But when we realize the fact—now generally conceded—that most of the fatalities consequent upon mushroom-eating are directly traceable to one particular tempting group of fungi, and that this group is moreover so distinctly marked that a tyro could learn to distinguish it, might not such a popular work, in its emphasis by careful portraiture and pictorial analysis of this deadly genus—placarding it so clearly and unmistakably as to make it readily recognizable—might not such a work, to that extent at least, accomplish a public service?

Conservative mycology

Moreover, even the most conservative mycologist will certainly admit that out of the hundred and fifty of our admittedly esculent species of fungi there might be segregated a few which bear such conspicuous characters of outward form and other unique individual features—such as color of spores, gills, and tubes, taste, odor, surface character, color of milky juice, etc.—as to render them easily recognizable even by the "general reader."

It is in the positive, affirmative assumption of these premises that the present work is prepared, comprising as it does a selection of a score or more, as it were, self-placarded esculent species of fungi, while putting the reader safely on guard against the fatal species and a few other more or less poisonous or suspicious varieties which remote possibility might confound with them.

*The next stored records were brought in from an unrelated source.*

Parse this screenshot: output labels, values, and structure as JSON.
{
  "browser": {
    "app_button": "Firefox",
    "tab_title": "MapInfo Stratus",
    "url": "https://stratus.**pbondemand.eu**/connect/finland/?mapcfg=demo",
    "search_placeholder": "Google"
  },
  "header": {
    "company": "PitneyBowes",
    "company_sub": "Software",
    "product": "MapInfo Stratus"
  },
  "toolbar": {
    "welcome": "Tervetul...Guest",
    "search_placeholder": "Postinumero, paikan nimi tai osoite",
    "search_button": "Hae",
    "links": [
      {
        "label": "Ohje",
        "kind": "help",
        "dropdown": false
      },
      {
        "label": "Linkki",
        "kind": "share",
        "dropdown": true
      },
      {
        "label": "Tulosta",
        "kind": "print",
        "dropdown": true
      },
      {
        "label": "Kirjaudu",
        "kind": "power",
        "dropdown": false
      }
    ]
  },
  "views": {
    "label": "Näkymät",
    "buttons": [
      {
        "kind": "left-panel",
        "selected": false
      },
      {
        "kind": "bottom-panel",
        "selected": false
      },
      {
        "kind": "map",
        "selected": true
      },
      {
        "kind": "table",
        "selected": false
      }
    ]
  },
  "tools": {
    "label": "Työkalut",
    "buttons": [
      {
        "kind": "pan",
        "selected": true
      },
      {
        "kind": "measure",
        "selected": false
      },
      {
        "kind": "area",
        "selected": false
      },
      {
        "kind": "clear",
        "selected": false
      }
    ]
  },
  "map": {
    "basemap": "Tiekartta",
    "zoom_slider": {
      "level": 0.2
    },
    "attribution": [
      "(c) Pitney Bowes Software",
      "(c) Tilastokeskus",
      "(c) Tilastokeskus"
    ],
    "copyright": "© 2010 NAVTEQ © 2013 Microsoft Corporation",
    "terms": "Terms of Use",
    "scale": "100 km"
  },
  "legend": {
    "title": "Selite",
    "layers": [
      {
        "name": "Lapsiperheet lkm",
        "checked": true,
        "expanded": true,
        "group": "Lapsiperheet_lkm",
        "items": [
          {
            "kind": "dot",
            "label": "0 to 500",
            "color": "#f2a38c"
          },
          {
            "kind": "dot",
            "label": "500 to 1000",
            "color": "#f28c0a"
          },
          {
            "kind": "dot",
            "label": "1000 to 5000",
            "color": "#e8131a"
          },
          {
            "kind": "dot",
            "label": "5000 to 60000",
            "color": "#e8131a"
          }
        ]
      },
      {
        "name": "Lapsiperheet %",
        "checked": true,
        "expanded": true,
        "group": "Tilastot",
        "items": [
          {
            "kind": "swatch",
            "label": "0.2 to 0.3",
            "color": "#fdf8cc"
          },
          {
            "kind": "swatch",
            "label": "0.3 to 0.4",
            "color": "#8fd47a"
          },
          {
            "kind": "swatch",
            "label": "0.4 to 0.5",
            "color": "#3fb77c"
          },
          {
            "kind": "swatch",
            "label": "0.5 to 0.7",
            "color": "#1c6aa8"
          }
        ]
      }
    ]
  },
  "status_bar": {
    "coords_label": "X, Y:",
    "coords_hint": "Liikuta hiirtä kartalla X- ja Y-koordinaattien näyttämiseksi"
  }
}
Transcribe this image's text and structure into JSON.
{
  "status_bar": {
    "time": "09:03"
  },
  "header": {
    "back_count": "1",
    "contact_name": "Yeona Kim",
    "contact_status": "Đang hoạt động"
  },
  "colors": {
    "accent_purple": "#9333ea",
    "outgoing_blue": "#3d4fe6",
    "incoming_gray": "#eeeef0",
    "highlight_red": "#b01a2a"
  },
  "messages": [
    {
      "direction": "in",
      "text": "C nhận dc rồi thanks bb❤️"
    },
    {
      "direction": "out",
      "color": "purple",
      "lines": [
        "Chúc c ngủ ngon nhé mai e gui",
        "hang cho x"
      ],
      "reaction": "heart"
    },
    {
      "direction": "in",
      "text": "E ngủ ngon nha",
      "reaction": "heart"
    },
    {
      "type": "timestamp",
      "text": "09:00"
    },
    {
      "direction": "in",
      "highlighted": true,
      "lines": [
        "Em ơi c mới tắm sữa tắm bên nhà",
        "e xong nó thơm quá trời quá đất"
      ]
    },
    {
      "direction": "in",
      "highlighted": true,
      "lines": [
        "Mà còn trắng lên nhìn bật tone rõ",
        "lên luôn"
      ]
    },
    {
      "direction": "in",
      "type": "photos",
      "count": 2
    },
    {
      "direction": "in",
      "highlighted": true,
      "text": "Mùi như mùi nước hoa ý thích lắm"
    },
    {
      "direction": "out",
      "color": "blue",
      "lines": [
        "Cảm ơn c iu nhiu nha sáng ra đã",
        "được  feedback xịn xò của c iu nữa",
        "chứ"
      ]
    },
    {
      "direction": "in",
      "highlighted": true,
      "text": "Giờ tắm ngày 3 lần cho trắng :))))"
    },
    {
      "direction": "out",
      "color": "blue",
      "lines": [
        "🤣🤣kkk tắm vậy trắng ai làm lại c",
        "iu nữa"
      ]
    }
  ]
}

Popular interest in mushrooms

Since the publication of a recent magazine article on this topic, and which became the basis of the present elaboration, I have been favored with a numerous and almost continuous correspondence upon mushrooms, including letters from every State in the Union, to say nothing of Canada and New Mexico, evincing the wide-spread interest in the fungus from the gustatory point of view. The cautious tone of most of these letters, in the main from neophyte mycologists, is gratifying in its demonstration of the wisdom of my position in this volume, or, as one of my correspondents puts it, "the frightening of one to death at the outset while extending an invitation to the feast." "Death was often a consequence of toadstool eating," my friend continued, "but I never before realized that it was a certain result with any particular mushroom, and to the extent of this information I am profoundly thankful."

Caution at the threshold

While, then, from the point of view of desired popularity of my book, the grim greeting of a death's-head upon the frontispiece might be considered as something of a handicap, the author confesses that this attitude is the result of "malice prepense" and deliberation, realizing that he is not offering to the "lay public," for mere intellectual profit, this scientific analysis of certain fungus species. Were this alone the raison d'être or the logical outcome of the work—mere identification of edible and poisonous species—the grewsome symbol which is so conspicuous on two of my pages might have been spared. But when it is remembered that with the selected list of esculent mushrooms herein offered is implied also an invitation and a recommendation to the feast thereof, with the author as the host—that the digestive functions of his confiding friends or guests are to be made the final arbiters of the correctness of his botanical identification—the ban of bane may as well be pronounced at the threshold. Let the too eager epicurean be "scared to death at the outset," on the general principle pro bono publico, and to the conciliation of the author's conscience.

To correspondents

The oft-repeated queries of other correspondents suggest the wisdom of a clearer definition of the limitations of the present work. Several individuals have written in surprise of their discovery of a new toadstool which I "did not include in my pictured magazine list," with accompaniment of more or less inadequate description and somewhat enigmatical sketches, and desiring the name of the species and judgment upon its esculent qualities. Such correspondence is a pleasing tribute to an author, and is herewith gratefully acknowledged as to the past and, with some mental reservations, welcomed as to the future. The number of these communications—occasionally several in a day, and with consequent rapid accumulation—renders it absolutely impossible for a busy man to give them the prompt personal attention which courtesy would dictate. My "mushroom" pigeon-hole, therefore, is still plethoric with the unhonored correspondence of many weeks; and inasmuch as the continual accession more than balances the number of my responses, a fulfilment of my obligations in this direction seems hopeless in contemplation. I would therefore beg the indulgence of such of my friends as have awaited in vain for my reply to their kind communications, even though the future should bring no tidings from me. All of these letters have been received, and are herewith acknowledged: many of them, too, if I may be pardoned what would seem to be a most ungracious comment, for which the "dead-letter" office would have been the more appropriate destination.